De même donc que chaque individu d'une foule reçoit la lumière et la chaleur du soleil comme s'il était seul, de même chaque communiant consommant une parcelle d'hostie reçoit intégralement le Christ, quel que soit le nombre des participants à l'hostie unique, car dans chacune des parties perceptibles du pain consacré se trouve conservée et maintenue en sa plénitude l'essence du Christ lui-même.

Pour une raison identique, le Christ est présent tout entier dans les hosties consacrées en une multitude d'endroits à la fois.

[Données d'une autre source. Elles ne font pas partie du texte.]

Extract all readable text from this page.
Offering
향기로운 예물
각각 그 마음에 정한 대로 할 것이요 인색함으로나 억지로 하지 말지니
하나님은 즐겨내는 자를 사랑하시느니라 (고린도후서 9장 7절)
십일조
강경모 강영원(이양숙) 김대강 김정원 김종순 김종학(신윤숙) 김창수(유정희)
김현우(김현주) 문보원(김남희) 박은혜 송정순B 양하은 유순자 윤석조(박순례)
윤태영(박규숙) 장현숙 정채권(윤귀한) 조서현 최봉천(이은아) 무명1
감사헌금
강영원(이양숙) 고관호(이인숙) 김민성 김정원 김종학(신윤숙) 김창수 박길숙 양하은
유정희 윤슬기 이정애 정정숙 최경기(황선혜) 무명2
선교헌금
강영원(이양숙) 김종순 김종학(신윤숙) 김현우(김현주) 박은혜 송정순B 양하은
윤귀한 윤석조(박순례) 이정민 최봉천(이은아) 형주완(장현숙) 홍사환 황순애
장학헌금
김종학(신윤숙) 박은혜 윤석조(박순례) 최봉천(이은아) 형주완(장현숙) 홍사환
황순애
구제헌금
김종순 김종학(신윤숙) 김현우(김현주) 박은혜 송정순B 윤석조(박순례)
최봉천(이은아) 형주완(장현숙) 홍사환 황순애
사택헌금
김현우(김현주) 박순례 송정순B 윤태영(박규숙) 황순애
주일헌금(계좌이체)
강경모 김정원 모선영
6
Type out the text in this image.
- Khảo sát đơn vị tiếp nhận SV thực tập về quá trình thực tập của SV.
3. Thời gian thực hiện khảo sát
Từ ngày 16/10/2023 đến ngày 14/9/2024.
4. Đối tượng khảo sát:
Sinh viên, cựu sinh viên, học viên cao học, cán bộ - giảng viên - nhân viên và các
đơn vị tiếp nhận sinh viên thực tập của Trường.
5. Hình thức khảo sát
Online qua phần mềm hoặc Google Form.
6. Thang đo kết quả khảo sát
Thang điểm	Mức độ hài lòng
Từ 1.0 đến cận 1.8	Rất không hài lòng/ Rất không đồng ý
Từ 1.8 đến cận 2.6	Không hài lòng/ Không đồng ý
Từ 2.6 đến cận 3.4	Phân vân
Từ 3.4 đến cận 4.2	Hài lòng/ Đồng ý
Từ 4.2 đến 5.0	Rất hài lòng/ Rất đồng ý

Une autre analogie fournie par Saint Thomas est tirée des effets de la parole humaine qui, tout unique qu'elle est sur les lèvres de l'orateur, va se reproduire identique à elle-même dans les oreilles de tous les auditeurs. Et ce nombre d'auditeurs peut être aujourd'hui grâce à la radiodiffusion porté à des milliers d'êtres répartis sur toute la surface du globe.

Si l'on veut une analogie plus frappante encore car l'écriture n'est pas fugitive comme la voix humaine, c'est la parole écrite diffusée par le livre, que celui-ci reste ouvert ou fermé, qu'il soit lu ou oublié dans une bibliothèque. Ce livre localise toutes les idées, tous les sentiments de l'écrivain; sa pensée rendue permanente, atteint un nombre indéfini de lecteurs disséminés sur les points les plus divers et à des intervalles de temps parfois très éloignés.

La raison peut bien s'ingénier à atténuer ses anxiétés, l'Eucharistie reste un mystère. Mais saurait-on refuser à la puissance de DIEU la faculté de remplacer la substance du pain ou celle du vin par une autre substance, si telle est sa volonté ? N'est-il pas le Maître de lui-même et de tout ? Ne peut-il pas étendre ou concentrer son Etre à son gré ? N'est-il pas l'auteur de toute substance ? N'est-il pas le dispensateur souverain de toutes choses ? Sa puissance n'est-elle pas infinie ? Ne nous obstinons pas à vouloir tout comprendre ni prétendre contrôler le prodige eucharistique avec les lois de la nature que nous croyons connaître et qu'en réalité nous connaissons très imparfaitement. "Nous évoluons non seulement dans l'inconnu et l'inconnaissable", enseignait Ch. Richet de l'Institut, "mais dans l'incompris et l'incompréhensible". Tel est notre lot misérable.

Ayons donc l'humilité d'admettre que la Sagesse Infinie mérite notre créance; que la Souveraine Intelligence peut soumettre à l'épreuve de notre Foi d'irradiantes réalités qui sont pour notre faiblesse des ombres incompréhensibles. Ne nous fions pas à nos pauvres conceptions pour l'appréciation exacte du possible et de l'impossible. Le merveilleux sacrement de l'Eucharistie est appelé le mystère de la Foi (mysterium fidei).

Après tant de mystères que nous enregistrons d'un coeur léger, est-il donc si pénible aux chrétiens d'accueillir ce mystère qui plonge tant de saintes âmes dans le ravissement et dont nous-mêmes, pécheurs impénitents, sentons aux jours de ferveur et de recueillement, l'indicible douceur.

Et ce sera notre présent mandement lu au prône de nos paroisses et communautés chrétiennes le dimanche qui en suivra la réception. Donné à Gazinet, sous notre seing et le sceau de nos armes, le jour de la Purification, le 2 février 1946, 35 ème année de notre épiscopat.